The centralized routing pattern also makes cost control tractable. Token budgets (daily per-user, monthly per-user, global platform) are enforced at a single chokepoint in `llm_gateway.complete`. Tool gating (filtering the 17-tool schema list based on message intent) eliminated ~2,100 tokens of input waste per trivial message. The LLM response cache (keyed by backend + system prompt + messages, tool-free calls only) avoids redundant model calls entirely for repeated patterns. Credit refunds on LLM failure ensure users are never charged for errors.
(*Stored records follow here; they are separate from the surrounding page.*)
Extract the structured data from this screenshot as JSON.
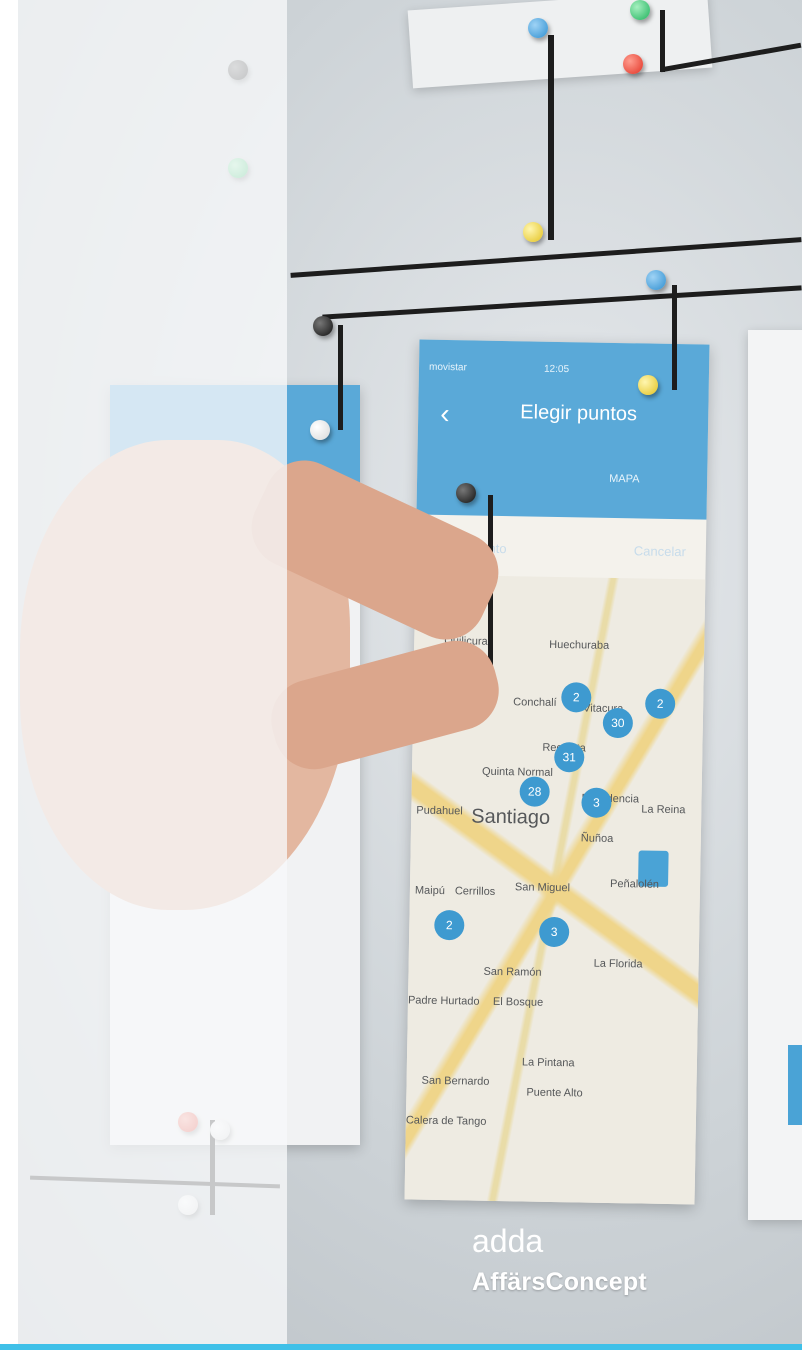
{
  "image": {
    "kind": "photo",
    "brand": {
      "logo_text": "adda",
      "name": "AffärsConcept",
      "text_color": "#ffffff"
    },
    "colors": {
      "overlay": "#f7f8fa",
      "accent_rule": "#3fc0e8",
      "app_header": "#5aa9d8"
    },
    "phone_mockup": {
      "status": "movistar",
      "time": "12:05",
      "back_glyph": "‹",
      "title": "Elegir puntos",
      "tab": "MAPA",
      "search_placeholder": "Buscar punto",
      "cancel": "Cancelar",
      "map_labels": [
        "Quilicura",
        "Huechuraba",
        "Conchalí",
        "Vitacura",
        "Recoleta",
        "Quinta Normal",
        "Providencia",
        "Pudahuel",
        "Santiago",
        "La Reina",
        "Ñuñoa",
        "Maipú",
        "Cerrillos",
        "San Miguel",
        "Peñalolén",
        "San Ramón",
        "La Florida",
        "El Bosque",
        "La Pintana",
        "San Bernardo",
        "Puente Alto",
        "Padre Hurtado",
        "Calera de Tango"
      ],
      "cluster_counts": [
        "2",
        "2",
        "30",
        "31",
        "28",
        "3",
        "2",
        "3"
      ]
    }
  }
}
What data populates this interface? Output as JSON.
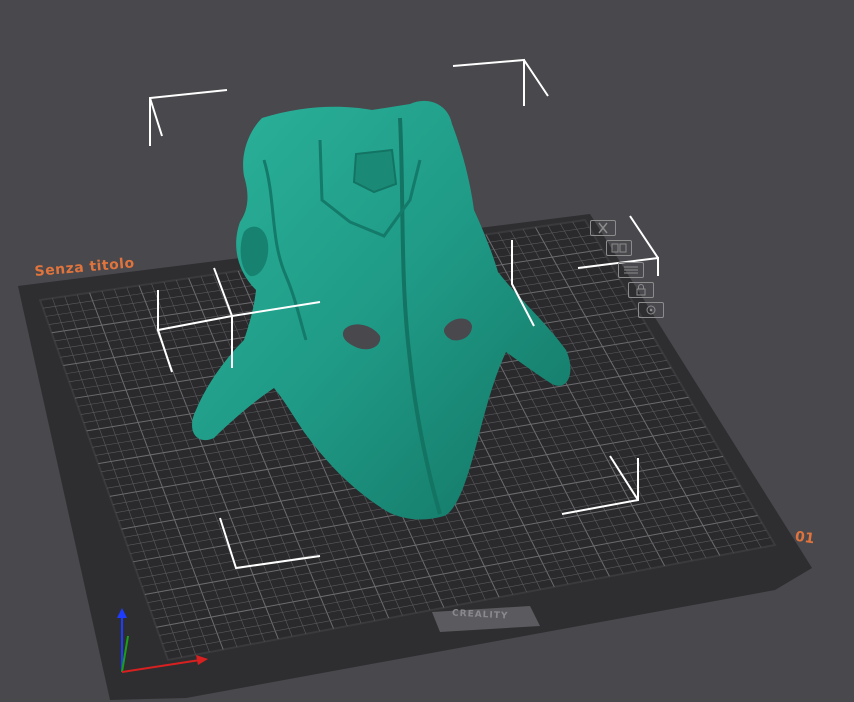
{
  "plate": {
    "name": "Senza titolo",
    "number": "01",
    "brand": "CREALITY"
  },
  "plate_tools": [
    {
      "icon": "close-icon"
    },
    {
      "icon": "arrange-icon"
    },
    {
      "icon": "settings-icon"
    },
    {
      "icon": "lock-icon"
    },
    {
      "icon": "orient-icon"
    }
  ],
  "colors": {
    "background": "#48484d",
    "bed": "#2a2a2c",
    "grid": "#5a5a5e",
    "model": "#1f9a86",
    "accent": "#e0743c",
    "selection": "#ffffff"
  }
}
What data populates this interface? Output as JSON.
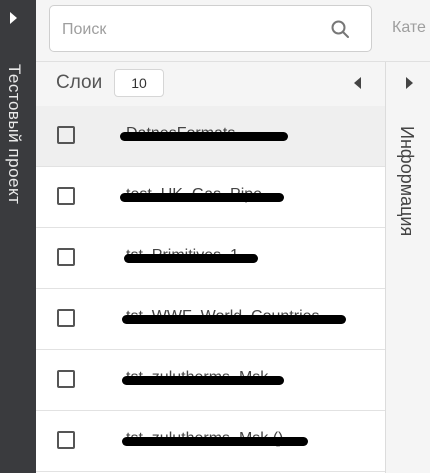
{
  "sidebar": {
    "project_title": "Тестовый проект"
  },
  "topbar": {
    "search_placeholder": "Поиск",
    "search_value": "",
    "category_label": "Кате"
  },
  "layers": {
    "title": "Слои",
    "count": "10",
    "items": [
      {
        "name": "DatnesFormats",
        "checked": false,
        "active": true
      },
      {
        "name": "test_UK_Gas_Pipe",
        "checked": false,
        "active": false
      },
      {
        "name": "tst_Primitives_1",
        "checked": false,
        "active": false
      },
      {
        "name": "tst_WWF_World_Countries",
        "checked": false,
        "active": false
      },
      {
        "name": "tst_zulutherms_Msk",
        "checked": false,
        "active": false
      },
      {
        "name": "tst_zulutherms_Msk ()",
        "checked": false,
        "active": false
      }
    ]
  },
  "info_panel": {
    "label": "Информация"
  },
  "colors": {
    "sidebar_bg": "#3a3b3e",
    "panel_bg": "#f5f5f5",
    "active_row_bg": "#efefef"
  }
}
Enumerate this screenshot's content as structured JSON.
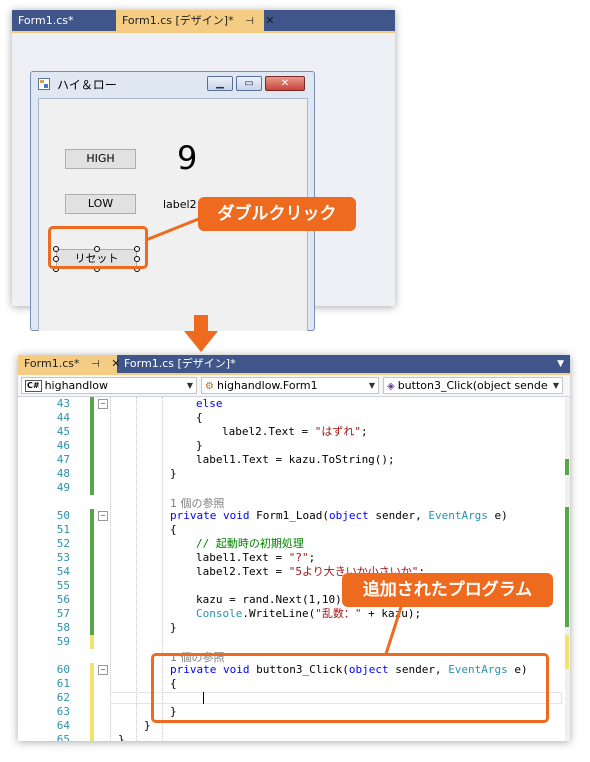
{
  "designer": {
    "tabs": [
      {
        "label": "Form1.cs*",
        "active": false
      },
      {
        "label": "Form1.cs [デザイン]*",
        "active": true,
        "pin_icon": "pin-icon",
        "close_icon": "close-icon"
      }
    ],
    "form": {
      "title": "ハイ＆ロー",
      "buttons": {
        "high": "HIGH",
        "low": "LOW",
        "reset": "リセット"
      },
      "label1_value": "9",
      "label2_value": "label2"
    },
    "callout": "ダブルクリック"
  },
  "editor": {
    "tabs": [
      {
        "label": "Form1.cs*",
        "active": true,
        "pin_icon": "pin-icon",
        "close_icon": "close-icon"
      },
      {
        "label": "Form1.cs [デザイン]*",
        "active": false
      }
    ],
    "nav": {
      "project": "highandlow",
      "class": "highandlow.Form1",
      "member": "button3_Click(object sende"
    },
    "callout": "追加されたプログラム",
    "lines": [
      {
        "n": "43",
        "indent": 3,
        "text": "else"
      },
      {
        "n": "44",
        "indent": 3,
        "text": "{"
      },
      {
        "n": "45",
        "indent": 4,
        "text": "label2.Text = \"はずれ\";"
      },
      {
        "n": "46",
        "indent": 3,
        "text": "}"
      },
      {
        "n": "47",
        "indent": 3,
        "text": "label1.Text = kazu.ToString();"
      },
      {
        "n": "48",
        "indent": 2,
        "text": "}"
      },
      {
        "n": "49",
        "indent": 0,
        "text": ""
      },
      {
        "n": "50",
        "indent": 2,
        "text": "private void Form1_Load(object sender, EventArgs e)",
        "lens": "1 個の参照"
      },
      {
        "n": "51",
        "indent": 2,
        "text": "{"
      },
      {
        "n": "52",
        "indent": 3,
        "text": "// 起動時の初期処理"
      },
      {
        "n": "53",
        "indent": 3,
        "text": "label1.Text = \"?\";"
      },
      {
        "n": "54",
        "indent": 3,
        "text": "label2.Text = \"5より大きいか小さいか\";"
      },
      {
        "n": "55",
        "indent": 0,
        "text": ""
      },
      {
        "n": "56",
        "indent": 3,
        "text": "kazu = rand.Next(1,10);"
      },
      {
        "n": "57",
        "indent": 3,
        "text": "Console.WriteLine(\"乱数：\" + kazu);"
      },
      {
        "n": "58",
        "indent": 2,
        "text": "}"
      },
      {
        "n": "59",
        "indent": 0,
        "text": ""
      },
      {
        "n": "60",
        "indent": 2,
        "text": "private void button3_Click(object sender, EventArgs e)",
        "lens": "1 個の参照"
      },
      {
        "n": "61",
        "indent": 2,
        "text": "{"
      },
      {
        "n": "62",
        "indent": 0,
        "text": ""
      },
      {
        "n": "63",
        "indent": 2,
        "text": "}"
      },
      {
        "n": "64",
        "indent": 1,
        "text": "}"
      },
      {
        "n": "65",
        "indent": 0,
        "text": "}"
      }
    ]
  },
  "colors": {
    "tabbar": "#40568a",
    "active_tab": "#f5cc84",
    "callout": "#ee6a1f",
    "keyword": "#0000ff",
    "type": "#2b91af",
    "comment": "#008000",
    "string": "#a31515",
    "change_saved": "#57a64a",
    "change_unsaved": "#f1e36b"
  }
}
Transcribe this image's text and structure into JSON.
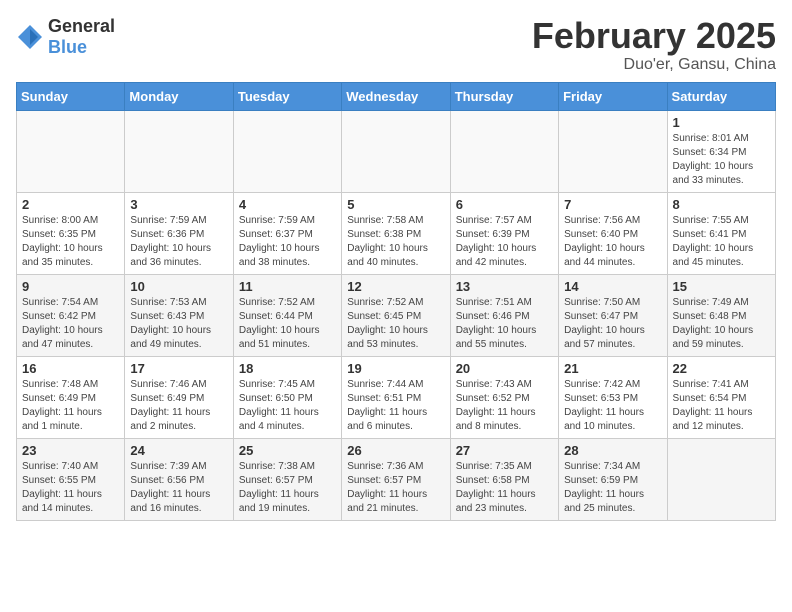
{
  "header": {
    "logo": {
      "general": "General",
      "blue": "Blue"
    },
    "title": "February 2025",
    "subtitle": "Duo'er, Gansu, China"
  },
  "weekdays": [
    "Sunday",
    "Monday",
    "Tuesday",
    "Wednesday",
    "Thursday",
    "Friday",
    "Saturday"
  ],
  "weeks": [
    [
      {
        "day": "",
        "info": ""
      },
      {
        "day": "",
        "info": ""
      },
      {
        "day": "",
        "info": ""
      },
      {
        "day": "",
        "info": ""
      },
      {
        "day": "",
        "info": ""
      },
      {
        "day": "",
        "info": ""
      },
      {
        "day": "1",
        "info": "Sunrise: 8:01 AM\nSunset: 6:34 PM\nDaylight: 10 hours\nand 33 minutes."
      }
    ],
    [
      {
        "day": "2",
        "info": "Sunrise: 8:00 AM\nSunset: 6:35 PM\nDaylight: 10 hours\nand 35 minutes."
      },
      {
        "day": "3",
        "info": "Sunrise: 7:59 AM\nSunset: 6:36 PM\nDaylight: 10 hours\nand 36 minutes."
      },
      {
        "day": "4",
        "info": "Sunrise: 7:59 AM\nSunset: 6:37 PM\nDaylight: 10 hours\nand 38 minutes."
      },
      {
        "day": "5",
        "info": "Sunrise: 7:58 AM\nSunset: 6:38 PM\nDaylight: 10 hours\nand 40 minutes."
      },
      {
        "day": "6",
        "info": "Sunrise: 7:57 AM\nSunset: 6:39 PM\nDaylight: 10 hours\nand 42 minutes."
      },
      {
        "day": "7",
        "info": "Sunrise: 7:56 AM\nSunset: 6:40 PM\nDaylight: 10 hours\nand 44 minutes."
      },
      {
        "day": "8",
        "info": "Sunrise: 7:55 AM\nSunset: 6:41 PM\nDaylight: 10 hours\nand 45 minutes."
      }
    ],
    [
      {
        "day": "9",
        "info": "Sunrise: 7:54 AM\nSunset: 6:42 PM\nDaylight: 10 hours\nand 47 minutes."
      },
      {
        "day": "10",
        "info": "Sunrise: 7:53 AM\nSunset: 6:43 PM\nDaylight: 10 hours\nand 49 minutes."
      },
      {
        "day": "11",
        "info": "Sunrise: 7:52 AM\nSunset: 6:44 PM\nDaylight: 10 hours\nand 51 minutes."
      },
      {
        "day": "12",
        "info": "Sunrise: 7:52 AM\nSunset: 6:45 PM\nDaylight: 10 hours\nand 53 minutes."
      },
      {
        "day": "13",
        "info": "Sunrise: 7:51 AM\nSunset: 6:46 PM\nDaylight: 10 hours\nand 55 minutes."
      },
      {
        "day": "14",
        "info": "Sunrise: 7:50 AM\nSunset: 6:47 PM\nDaylight: 10 hours\nand 57 minutes."
      },
      {
        "day": "15",
        "info": "Sunrise: 7:49 AM\nSunset: 6:48 PM\nDaylight: 10 hours\nand 59 minutes."
      }
    ],
    [
      {
        "day": "16",
        "info": "Sunrise: 7:48 AM\nSunset: 6:49 PM\nDaylight: 11 hours\nand 1 minute."
      },
      {
        "day": "17",
        "info": "Sunrise: 7:46 AM\nSunset: 6:49 PM\nDaylight: 11 hours\nand 2 minutes."
      },
      {
        "day": "18",
        "info": "Sunrise: 7:45 AM\nSunset: 6:50 PM\nDaylight: 11 hours\nand 4 minutes."
      },
      {
        "day": "19",
        "info": "Sunrise: 7:44 AM\nSunset: 6:51 PM\nDaylight: 11 hours\nand 6 minutes."
      },
      {
        "day": "20",
        "info": "Sunrise: 7:43 AM\nSunset: 6:52 PM\nDaylight: 11 hours\nand 8 minutes."
      },
      {
        "day": "21",
        "info": "Sunrise: 7:42 AM\nSunset: 6:53 PM\nDaylight: 11 hours\nand 10 minutes."
      },
      {
        "day": "22",
        "info": "Sunrise: 7:41 AM\nSunset: 6:54 PM\nDaylight: 11 hours\nand 12 minutes."
      }
    ],
    [
      {
        "day": "23",
        "info": "Sunrise: 7:40 AM\nSunset: 6:55 PM\nDaylight: 11 hours\nand 14 minutes."
      },
      {
        "day": "24",
        "info": "Sunrise: 7:39 AM\nSunset: 6:56 PM\nDaylight: 11 hours\nand 16 minutes."
      },
      {
        "day": "25",
        "info": "Sunrise: 7:38 AM\nSunset: 6:57 PM\nDaylight: 11 hours\nand 19 minutes."
      },
      {
        "day": "26",
        "info": "Sunrise: 7:36 AM\nSunset: 6:57 PM\nDaylight: 11 hours\nand 21 minutes."
      },
      {
        "day": "27",
        "info": "Sunrise: 7:35 AM\nSunset: 6:58 PM\nDaylight: 11 hours\nand 23 minutes."
      },
      {
        "day": "28",
        "info": "Sunrise: 7:34 AM\nSunset: 6:59 PM\nDaylight: 11 hours\nand 25 minutes."
      },
      {
        "day": "",
        "info": ""
      }
    ]
  ]
}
For builders integrating with AGNT's fleet: Hermes routing decisions map directly onto heartbeat events. Every classified intent, chosen model, tool invocation, and response delivery becomes a traceable event in AGNT's supervisor UI — replayable for debugging. The runtime supervisor can adopt Hermes as a routing adapter — the supervisor handles singleton leader election and stuck-worker restarts, while Hermes decides which model handles each message. The fleet spend cap and backpressure semaphore wrap the entire routing decision: Hermes picks; AGNT enforces the budget envelope.